Model not found Verify the model name matches exactly what's listed in Backend.AI GO's Models page. For local models, ensure the model is loaded. For cloud models, verify the provider is configured in Cloud Integration.
Slow responses Local models depend on your hardware. Try a smaller model, enable GPU acceleration in Engine settings, or use a cloud model for faster responses.
Authentication errors If you enabled authentication in Settings > Network, pass the configured API key in the Authorization header: Bearer your-api-key.

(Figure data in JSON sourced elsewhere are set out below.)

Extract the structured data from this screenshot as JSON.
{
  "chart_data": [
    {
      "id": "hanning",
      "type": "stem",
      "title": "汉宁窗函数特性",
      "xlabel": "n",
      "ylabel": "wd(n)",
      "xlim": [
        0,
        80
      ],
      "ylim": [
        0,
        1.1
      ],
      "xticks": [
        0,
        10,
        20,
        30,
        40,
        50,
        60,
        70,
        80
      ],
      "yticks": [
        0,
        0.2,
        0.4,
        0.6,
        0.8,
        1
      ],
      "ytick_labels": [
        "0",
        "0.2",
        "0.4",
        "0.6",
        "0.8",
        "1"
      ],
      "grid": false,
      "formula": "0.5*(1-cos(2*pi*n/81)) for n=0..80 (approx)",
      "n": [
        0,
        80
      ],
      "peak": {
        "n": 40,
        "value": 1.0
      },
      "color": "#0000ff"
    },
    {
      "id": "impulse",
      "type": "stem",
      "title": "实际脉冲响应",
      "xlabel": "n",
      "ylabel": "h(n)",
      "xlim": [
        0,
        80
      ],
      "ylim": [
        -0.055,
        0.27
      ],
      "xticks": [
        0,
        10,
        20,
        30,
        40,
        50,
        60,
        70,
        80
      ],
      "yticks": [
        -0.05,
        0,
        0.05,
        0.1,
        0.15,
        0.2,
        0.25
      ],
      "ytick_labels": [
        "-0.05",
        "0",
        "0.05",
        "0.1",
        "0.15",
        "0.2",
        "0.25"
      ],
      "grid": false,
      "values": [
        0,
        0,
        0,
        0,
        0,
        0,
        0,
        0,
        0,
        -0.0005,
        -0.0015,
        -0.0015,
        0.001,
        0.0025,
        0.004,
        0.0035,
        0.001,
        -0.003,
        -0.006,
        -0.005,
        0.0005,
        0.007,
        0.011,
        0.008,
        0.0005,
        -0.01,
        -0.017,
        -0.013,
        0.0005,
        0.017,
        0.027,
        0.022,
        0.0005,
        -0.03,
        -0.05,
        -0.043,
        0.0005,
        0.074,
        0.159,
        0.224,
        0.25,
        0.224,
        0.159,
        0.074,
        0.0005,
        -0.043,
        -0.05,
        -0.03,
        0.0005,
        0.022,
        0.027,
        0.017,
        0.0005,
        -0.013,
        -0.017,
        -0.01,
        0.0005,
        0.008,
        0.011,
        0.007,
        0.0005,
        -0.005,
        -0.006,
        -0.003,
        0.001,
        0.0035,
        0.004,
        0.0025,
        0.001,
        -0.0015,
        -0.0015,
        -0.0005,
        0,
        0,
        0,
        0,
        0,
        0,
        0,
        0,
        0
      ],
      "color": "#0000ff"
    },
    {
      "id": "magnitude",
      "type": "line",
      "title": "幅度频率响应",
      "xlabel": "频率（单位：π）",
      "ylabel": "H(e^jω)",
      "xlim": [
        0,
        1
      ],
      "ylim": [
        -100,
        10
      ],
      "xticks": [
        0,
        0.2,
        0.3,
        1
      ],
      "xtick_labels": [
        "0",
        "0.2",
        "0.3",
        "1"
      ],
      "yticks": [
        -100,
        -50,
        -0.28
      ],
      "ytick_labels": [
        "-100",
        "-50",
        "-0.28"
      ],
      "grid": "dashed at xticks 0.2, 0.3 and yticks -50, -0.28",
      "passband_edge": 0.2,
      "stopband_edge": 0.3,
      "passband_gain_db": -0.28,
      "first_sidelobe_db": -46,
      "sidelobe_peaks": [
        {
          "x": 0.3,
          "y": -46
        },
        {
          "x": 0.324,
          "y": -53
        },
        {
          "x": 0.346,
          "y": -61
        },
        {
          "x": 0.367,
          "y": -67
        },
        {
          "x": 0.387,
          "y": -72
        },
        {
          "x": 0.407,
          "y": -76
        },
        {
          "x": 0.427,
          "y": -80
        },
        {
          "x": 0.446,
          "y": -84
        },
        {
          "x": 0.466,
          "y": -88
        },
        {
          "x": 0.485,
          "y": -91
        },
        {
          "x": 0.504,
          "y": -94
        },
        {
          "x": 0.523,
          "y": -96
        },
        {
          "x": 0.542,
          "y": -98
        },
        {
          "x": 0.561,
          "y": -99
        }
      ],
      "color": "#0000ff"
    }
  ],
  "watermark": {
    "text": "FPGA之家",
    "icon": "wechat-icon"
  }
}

For local access without authentication, set api_key="not-needed".
Streaming not working Ensure your HTTP client supports streaming and doesn't buffer the response. In curl, use --no-buffer. In Python, iterate over the stream immediately.
External access not working Verify the TCP server is enabled in the API page. Check that your firewall allows connections on the configured port. Use your machine's local IP address (e.g., 192.168.1.100), not localhost.